Police have talked to neighbors, friends and classmates and used dogs to search for the killer.

"We haven't eliminated anybody" as a suspect, Manheim Police Sgt. Thomas Rudzinski said on Monday. "We're keeping an open mind on every single person involved."

He wouldn't say in what order the Haineses were killed, or whether Lisa was wounded when she sent her daughter for help. Maggie, now staying at an undisclosed location, told police she did not see an intruder or notice her brother.

Other details are yet to come out. The case "has some twists and turns that I can't really talk about yet," Rudzinski said.

Police are trying to learn everything they can about the father and son, he said. What's made it hard is that "these are nice people. The kids are nice kids," Rudzinski said.

Rumors that Kevin was picked on in school were investigated, but "nothing jumped out," Rudzinski said.

Among other things, an FBI profiler hopes to figure out why the killer used a knife over a more efficient weapon.

Knives are often associated with crimes of passion, said Richard Walter, a crime-scene expert and co-founder of the Vidocq Society, a Philadelphia group of investigators who assist with cold cases.

"The question then becomes who has that kind of angst or emotional involvement" with the family, Walter said.

So far, the facts of the case "don't make all that much sense," he said. "I'm waiting for the other shoe to drop."

On Monday, three police cars guarded the house, which had a fresh layer of mulch around new plants and four cars in the driveway and garage, one sporting a Bucknell sticker.

Thomas Haines, a manager at Motion Industries, a machine-parts manufacturer, and a former track star at Manheim High School who still ran marathons, was a trustee of the Methodist church the family attended. His wife taught preschool and Sunday school at Lancaster Church of the Brethren.

Kevin, a sophomore, wrote for the school paper and was a member of the Quiz Bowl team and German Club. He was looking forward to a trip to Germany with classmates this summer.

At a memorial service at Otterbein United Methodist Church on Saturday, the Lancaster Sunday News reported, Lisa Haines' brother, Tom Brown, implored the killer "to come forward and ask forgiveness of Maggie" and her family.
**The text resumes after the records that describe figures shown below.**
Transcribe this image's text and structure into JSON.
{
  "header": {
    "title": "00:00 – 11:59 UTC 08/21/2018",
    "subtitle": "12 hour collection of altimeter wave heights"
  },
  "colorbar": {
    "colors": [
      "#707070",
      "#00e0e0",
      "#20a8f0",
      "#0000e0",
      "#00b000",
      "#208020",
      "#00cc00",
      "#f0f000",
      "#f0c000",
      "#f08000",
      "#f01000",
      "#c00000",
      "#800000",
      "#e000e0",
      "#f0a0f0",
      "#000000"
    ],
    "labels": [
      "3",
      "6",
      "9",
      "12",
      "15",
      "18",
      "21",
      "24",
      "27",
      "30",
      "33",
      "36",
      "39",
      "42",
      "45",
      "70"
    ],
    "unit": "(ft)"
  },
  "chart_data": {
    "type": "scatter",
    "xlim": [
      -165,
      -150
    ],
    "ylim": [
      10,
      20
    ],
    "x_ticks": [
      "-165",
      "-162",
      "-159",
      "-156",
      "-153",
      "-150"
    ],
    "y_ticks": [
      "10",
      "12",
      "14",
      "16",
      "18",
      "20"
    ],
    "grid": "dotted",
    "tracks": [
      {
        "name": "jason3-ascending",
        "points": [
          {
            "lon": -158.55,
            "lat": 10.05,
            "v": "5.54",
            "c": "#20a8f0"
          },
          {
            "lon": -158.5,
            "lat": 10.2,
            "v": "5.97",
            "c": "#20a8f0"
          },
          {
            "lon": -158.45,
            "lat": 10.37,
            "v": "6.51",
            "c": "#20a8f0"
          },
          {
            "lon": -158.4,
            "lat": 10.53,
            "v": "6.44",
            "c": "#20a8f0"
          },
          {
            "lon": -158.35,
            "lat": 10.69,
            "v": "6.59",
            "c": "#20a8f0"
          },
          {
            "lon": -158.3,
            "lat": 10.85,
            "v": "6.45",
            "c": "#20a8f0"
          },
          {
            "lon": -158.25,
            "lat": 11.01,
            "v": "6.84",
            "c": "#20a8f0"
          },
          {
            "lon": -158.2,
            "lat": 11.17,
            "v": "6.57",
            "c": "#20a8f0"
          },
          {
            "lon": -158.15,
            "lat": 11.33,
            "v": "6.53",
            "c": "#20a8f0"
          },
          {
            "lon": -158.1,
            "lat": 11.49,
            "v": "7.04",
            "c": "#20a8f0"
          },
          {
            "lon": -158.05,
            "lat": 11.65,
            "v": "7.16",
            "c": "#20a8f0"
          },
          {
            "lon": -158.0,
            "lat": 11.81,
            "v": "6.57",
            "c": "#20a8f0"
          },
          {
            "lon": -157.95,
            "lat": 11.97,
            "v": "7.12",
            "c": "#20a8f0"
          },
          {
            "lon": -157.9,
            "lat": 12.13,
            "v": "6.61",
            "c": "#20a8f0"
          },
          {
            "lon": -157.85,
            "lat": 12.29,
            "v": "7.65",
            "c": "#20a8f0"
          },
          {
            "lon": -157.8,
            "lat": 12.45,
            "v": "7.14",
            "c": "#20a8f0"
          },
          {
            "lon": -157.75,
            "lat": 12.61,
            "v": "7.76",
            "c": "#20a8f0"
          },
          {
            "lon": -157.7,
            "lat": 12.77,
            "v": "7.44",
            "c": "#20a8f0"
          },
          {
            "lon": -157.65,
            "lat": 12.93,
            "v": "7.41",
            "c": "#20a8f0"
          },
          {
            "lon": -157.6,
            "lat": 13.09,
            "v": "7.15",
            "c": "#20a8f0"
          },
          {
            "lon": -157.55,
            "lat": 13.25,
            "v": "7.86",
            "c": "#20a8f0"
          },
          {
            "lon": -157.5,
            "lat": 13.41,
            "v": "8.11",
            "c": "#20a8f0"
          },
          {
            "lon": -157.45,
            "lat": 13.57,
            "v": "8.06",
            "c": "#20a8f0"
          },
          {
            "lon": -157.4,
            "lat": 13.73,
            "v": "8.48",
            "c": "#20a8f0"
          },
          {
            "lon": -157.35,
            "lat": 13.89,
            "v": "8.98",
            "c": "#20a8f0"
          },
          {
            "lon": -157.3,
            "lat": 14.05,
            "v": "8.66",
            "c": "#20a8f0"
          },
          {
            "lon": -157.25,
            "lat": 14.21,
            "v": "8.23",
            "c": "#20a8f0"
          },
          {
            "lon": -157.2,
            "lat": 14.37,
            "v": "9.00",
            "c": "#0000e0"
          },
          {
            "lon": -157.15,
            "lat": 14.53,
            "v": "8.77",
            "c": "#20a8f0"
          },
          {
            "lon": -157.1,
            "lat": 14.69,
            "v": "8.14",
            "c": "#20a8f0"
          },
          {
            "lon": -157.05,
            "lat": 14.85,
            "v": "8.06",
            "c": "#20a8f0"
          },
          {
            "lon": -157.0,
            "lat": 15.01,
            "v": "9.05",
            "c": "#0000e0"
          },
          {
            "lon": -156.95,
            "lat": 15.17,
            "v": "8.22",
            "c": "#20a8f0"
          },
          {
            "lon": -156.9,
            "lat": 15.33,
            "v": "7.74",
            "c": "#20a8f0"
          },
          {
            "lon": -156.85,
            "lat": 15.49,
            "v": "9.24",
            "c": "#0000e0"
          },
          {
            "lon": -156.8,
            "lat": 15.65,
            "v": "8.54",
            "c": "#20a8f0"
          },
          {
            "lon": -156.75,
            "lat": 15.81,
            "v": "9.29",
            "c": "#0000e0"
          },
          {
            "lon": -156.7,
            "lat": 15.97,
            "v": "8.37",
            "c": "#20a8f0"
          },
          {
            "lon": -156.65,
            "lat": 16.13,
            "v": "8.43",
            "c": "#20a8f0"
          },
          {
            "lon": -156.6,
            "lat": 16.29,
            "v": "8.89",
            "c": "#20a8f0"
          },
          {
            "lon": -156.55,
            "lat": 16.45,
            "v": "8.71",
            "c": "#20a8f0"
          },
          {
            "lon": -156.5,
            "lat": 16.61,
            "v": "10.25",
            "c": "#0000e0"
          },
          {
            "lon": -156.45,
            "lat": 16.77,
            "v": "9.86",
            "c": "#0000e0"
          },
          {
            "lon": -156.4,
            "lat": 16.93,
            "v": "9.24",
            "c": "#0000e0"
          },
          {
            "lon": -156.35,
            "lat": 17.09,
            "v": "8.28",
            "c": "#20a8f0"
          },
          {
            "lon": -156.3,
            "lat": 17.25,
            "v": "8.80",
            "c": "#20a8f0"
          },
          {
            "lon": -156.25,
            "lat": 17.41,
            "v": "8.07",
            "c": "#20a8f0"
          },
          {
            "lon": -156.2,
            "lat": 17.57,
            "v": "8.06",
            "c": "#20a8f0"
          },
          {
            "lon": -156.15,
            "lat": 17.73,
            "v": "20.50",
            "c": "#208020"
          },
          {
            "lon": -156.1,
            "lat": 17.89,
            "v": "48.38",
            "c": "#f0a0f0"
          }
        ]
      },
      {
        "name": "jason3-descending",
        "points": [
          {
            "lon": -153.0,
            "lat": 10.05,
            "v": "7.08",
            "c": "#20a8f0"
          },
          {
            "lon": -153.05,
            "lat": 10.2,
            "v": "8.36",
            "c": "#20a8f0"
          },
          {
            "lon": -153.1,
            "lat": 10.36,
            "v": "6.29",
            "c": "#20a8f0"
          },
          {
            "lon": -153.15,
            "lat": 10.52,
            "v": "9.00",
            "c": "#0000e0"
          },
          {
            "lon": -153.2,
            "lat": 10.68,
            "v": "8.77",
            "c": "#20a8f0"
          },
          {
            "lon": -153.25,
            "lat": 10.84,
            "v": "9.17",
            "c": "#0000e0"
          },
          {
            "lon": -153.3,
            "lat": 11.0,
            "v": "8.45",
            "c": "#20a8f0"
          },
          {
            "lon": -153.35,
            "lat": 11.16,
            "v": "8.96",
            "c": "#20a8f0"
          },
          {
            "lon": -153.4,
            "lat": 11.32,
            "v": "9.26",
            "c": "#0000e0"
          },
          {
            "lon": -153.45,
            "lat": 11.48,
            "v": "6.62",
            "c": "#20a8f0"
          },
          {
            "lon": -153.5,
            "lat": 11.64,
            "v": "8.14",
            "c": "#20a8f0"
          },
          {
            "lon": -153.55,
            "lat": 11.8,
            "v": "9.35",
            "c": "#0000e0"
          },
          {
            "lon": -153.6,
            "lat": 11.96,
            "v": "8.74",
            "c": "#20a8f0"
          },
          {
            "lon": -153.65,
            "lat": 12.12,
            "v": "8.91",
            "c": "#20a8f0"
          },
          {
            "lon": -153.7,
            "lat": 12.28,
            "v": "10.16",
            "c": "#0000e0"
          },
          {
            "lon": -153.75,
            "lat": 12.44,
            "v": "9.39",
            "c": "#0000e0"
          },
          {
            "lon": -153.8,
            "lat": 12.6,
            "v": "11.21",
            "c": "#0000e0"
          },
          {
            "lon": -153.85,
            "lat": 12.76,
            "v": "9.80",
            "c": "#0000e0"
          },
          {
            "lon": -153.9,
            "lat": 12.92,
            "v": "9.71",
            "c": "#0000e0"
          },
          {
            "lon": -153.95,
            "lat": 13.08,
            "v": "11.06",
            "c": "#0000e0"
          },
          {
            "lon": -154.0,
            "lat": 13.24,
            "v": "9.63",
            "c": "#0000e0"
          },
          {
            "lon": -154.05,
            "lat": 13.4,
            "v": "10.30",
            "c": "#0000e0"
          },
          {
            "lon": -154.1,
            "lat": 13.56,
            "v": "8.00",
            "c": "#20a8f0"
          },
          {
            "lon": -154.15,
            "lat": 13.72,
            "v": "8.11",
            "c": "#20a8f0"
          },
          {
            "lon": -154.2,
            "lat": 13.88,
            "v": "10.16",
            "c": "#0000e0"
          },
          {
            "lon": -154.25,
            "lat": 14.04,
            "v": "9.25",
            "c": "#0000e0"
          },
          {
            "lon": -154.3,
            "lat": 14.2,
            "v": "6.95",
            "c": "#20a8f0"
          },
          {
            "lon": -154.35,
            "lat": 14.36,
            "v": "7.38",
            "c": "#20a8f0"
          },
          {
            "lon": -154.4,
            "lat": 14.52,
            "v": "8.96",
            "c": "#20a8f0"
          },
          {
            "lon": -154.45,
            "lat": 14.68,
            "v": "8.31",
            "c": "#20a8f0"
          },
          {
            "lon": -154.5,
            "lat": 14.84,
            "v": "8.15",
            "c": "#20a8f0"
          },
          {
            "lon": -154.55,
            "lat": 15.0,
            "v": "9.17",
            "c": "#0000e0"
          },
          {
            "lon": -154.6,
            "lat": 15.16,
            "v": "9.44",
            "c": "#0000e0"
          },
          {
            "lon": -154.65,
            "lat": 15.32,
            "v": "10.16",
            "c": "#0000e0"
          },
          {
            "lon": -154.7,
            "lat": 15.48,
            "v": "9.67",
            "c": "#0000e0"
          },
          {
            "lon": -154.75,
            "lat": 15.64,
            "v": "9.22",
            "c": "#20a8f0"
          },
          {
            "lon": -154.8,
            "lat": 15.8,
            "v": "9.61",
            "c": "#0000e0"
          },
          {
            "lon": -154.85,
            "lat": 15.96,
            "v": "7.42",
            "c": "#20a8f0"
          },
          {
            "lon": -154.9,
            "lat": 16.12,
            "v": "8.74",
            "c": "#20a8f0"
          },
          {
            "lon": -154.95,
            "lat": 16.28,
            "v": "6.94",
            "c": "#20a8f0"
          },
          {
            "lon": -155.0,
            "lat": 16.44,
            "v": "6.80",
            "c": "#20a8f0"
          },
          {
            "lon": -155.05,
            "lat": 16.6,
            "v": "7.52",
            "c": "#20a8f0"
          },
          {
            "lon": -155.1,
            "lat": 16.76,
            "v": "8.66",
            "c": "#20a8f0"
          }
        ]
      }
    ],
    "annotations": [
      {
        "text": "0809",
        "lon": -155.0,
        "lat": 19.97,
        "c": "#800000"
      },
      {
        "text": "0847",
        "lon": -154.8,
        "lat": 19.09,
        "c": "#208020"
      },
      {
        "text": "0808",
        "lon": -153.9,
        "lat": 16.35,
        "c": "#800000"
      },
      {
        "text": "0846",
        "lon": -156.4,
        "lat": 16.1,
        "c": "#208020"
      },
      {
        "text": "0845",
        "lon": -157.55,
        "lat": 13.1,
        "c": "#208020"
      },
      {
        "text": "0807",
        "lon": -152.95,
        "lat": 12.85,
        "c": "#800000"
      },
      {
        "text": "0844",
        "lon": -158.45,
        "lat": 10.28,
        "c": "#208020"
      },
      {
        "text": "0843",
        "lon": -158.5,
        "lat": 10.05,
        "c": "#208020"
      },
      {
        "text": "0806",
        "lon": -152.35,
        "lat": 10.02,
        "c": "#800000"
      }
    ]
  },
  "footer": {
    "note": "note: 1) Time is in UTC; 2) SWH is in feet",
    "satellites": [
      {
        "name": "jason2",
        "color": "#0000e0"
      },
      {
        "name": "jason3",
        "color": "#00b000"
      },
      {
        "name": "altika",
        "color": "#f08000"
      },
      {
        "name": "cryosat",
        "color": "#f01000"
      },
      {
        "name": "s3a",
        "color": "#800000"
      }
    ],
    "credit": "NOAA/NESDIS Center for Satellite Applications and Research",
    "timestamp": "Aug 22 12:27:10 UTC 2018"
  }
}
"I say this to you knowing that the killer of our loved ones might be in the audience today," he said. The Haineses were married in the 82-year-old sanctuary and would have celebrated their 22d anniversary on May 18, the day before they were eulogized.

At Manheim High, psychologist Julie Sergovic has talked with dozens of students.

"It's terrifying for them to think, 'Oh, my God, this could happen to me,' " said Sergovic, who held a counseling session for parents and pupils on Monday night.

At a Turkey Hill convenience store near school, two of Kevin's classmates were also grappling with the unthinkable.

He was a smart, nice kid - on the quiet side but with lots of friends, they said.

"The family was real nice," said J.C. Hevener, 16, a sophomore who was Kevin's history partner last year. "I have no idea why somebody would do that to them."

At nearby Caruso's Pizzeria, another hangout, owner Ignazio Caruso said his daughter, who knew Kevin, was having a hard time with the tragedy.

"We had to tell her," he said. "She's doing pretty bad."

With no students in his restaurant after school, when it's usually crowded with teenagers, he wondered whether parents were keeping a tighter rein on their children.

"I hope that they solve this," he said, sitting at the only occupied table. "It would make us feel relieved a little bit."